One of the strong points of fluentd is that you can apply formats on the messages, like JSON, Key-Value, CSV etc. It’s possible to transform records with simple Ruby scripts on the fly. Fluentd uses JSON as its transportation standard. So you can use the JSON record transformer and enrich or post-process logs.

Results

Two things to take away are:

  1. handling syslog with a modern log stack, which is comprised of Elasticsearch and FluentD requires a plugin. This is entirely obvious if you just read the fluentd documentation.
  2. At least run a parser over the syslog message, if you have to use syslog. Otherwise you do not get fields populated into the Elasticsearch index. If you don’t do that you cannot utilize Elasticsearch queries for log analysis efficiently. And you cannot easily apply compression to store the index data. It’s very essential that you don’t feed random garbage into Elasticsearch if you want to have security or business intelligence based on logs.

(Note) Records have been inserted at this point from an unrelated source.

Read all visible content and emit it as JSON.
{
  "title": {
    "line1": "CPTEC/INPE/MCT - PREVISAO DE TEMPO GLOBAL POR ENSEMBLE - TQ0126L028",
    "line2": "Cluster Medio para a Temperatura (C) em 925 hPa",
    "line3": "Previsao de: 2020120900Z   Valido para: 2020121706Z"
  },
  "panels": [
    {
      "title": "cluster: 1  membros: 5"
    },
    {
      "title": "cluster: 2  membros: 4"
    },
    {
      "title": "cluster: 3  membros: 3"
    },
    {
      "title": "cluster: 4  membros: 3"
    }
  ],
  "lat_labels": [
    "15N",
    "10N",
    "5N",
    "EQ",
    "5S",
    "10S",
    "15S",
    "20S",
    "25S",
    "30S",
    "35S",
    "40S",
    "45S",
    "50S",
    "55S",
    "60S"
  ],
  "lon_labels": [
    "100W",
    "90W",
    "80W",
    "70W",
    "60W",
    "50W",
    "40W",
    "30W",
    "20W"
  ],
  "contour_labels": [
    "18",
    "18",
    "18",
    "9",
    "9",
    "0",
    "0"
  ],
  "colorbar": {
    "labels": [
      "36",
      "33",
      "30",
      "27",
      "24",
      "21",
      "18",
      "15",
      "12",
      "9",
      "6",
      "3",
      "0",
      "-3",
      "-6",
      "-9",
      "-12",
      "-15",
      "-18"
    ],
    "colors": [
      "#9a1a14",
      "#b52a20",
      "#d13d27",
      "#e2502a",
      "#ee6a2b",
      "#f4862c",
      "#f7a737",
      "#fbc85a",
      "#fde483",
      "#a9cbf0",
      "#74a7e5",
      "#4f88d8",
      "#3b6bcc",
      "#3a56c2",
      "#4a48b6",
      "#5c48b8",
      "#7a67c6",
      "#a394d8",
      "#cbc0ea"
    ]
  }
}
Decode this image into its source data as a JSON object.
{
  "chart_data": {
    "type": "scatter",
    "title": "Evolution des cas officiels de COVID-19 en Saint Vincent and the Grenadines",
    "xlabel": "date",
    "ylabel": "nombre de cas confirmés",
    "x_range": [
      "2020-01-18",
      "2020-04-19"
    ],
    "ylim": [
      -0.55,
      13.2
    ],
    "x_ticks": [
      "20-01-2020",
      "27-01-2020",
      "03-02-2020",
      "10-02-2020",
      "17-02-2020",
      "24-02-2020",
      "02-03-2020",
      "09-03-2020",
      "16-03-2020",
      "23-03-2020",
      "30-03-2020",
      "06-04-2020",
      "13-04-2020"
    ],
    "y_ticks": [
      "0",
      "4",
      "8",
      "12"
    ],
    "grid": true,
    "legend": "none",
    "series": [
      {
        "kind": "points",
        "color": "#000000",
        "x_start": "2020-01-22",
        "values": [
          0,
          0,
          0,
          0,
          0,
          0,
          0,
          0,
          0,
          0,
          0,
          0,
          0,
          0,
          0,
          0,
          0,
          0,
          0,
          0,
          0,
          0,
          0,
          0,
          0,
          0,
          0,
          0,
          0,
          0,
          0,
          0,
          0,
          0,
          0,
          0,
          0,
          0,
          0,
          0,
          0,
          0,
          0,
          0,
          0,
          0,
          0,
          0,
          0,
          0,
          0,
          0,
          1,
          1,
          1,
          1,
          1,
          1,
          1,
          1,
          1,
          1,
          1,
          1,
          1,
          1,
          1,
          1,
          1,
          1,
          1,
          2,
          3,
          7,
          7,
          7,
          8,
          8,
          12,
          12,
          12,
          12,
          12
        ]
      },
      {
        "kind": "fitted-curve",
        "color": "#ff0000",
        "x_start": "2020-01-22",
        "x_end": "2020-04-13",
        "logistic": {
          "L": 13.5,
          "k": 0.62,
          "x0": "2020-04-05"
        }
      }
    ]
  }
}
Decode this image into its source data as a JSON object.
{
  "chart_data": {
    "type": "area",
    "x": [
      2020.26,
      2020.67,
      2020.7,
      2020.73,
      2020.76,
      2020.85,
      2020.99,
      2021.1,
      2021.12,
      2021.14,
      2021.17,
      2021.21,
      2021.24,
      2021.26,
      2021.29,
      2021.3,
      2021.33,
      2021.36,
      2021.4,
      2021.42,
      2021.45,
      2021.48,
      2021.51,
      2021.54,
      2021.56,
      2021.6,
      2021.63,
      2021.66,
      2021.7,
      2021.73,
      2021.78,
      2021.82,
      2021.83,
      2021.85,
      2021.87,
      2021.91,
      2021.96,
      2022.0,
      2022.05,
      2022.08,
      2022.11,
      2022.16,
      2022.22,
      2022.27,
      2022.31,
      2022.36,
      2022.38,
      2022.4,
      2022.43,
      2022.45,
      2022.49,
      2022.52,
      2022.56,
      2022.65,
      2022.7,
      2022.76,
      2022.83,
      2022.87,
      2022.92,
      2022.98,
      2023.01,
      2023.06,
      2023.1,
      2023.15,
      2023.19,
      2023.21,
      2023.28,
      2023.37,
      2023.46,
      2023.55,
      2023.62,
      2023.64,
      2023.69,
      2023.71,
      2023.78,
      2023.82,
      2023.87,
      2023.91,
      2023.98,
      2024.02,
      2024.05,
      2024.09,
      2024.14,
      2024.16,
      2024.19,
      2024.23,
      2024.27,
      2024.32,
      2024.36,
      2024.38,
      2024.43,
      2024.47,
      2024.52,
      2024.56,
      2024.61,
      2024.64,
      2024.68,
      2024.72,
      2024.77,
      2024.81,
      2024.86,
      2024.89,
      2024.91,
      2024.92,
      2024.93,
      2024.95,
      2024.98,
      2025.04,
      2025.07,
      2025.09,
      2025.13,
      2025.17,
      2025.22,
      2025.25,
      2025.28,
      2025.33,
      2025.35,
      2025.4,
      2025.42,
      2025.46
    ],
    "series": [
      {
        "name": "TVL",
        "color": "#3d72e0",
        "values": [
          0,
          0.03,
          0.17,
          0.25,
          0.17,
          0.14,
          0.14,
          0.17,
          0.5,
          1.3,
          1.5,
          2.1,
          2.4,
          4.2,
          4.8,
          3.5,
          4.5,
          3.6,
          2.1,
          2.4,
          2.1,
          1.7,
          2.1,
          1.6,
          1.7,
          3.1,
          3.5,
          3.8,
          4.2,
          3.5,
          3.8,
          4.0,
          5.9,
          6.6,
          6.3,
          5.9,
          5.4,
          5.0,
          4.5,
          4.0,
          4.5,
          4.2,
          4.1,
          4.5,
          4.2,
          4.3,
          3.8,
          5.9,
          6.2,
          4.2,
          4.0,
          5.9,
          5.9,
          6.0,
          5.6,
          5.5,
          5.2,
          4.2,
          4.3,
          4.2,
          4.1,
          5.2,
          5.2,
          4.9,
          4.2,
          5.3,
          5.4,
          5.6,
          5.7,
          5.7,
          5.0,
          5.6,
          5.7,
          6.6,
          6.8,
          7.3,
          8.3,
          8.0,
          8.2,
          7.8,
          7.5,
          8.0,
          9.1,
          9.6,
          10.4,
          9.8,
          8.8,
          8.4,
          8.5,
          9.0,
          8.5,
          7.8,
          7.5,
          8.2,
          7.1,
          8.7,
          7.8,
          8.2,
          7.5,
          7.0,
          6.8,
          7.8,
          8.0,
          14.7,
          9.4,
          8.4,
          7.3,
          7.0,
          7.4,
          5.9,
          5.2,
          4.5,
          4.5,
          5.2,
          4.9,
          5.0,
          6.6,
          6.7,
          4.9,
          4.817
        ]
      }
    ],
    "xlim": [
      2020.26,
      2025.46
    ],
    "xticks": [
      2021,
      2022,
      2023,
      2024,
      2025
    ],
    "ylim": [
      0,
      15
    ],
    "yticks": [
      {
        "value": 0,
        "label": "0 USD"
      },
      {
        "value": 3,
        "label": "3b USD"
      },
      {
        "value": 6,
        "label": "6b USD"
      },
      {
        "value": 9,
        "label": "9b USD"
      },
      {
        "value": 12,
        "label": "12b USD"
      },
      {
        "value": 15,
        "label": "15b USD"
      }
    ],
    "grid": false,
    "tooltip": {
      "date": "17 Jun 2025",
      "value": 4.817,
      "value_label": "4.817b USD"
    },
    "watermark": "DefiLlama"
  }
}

A common mistake is, that companies migrate from Splunk to ELK, without taking care of structuring the log messages with appropriate parsers. At first this sounds like something you can do later, and a skilled admin with some understanding of regular expressions could do without it. That is not the case, because Elasticsearch without a proper index is like a giant blob. And blobs don’t produce insights.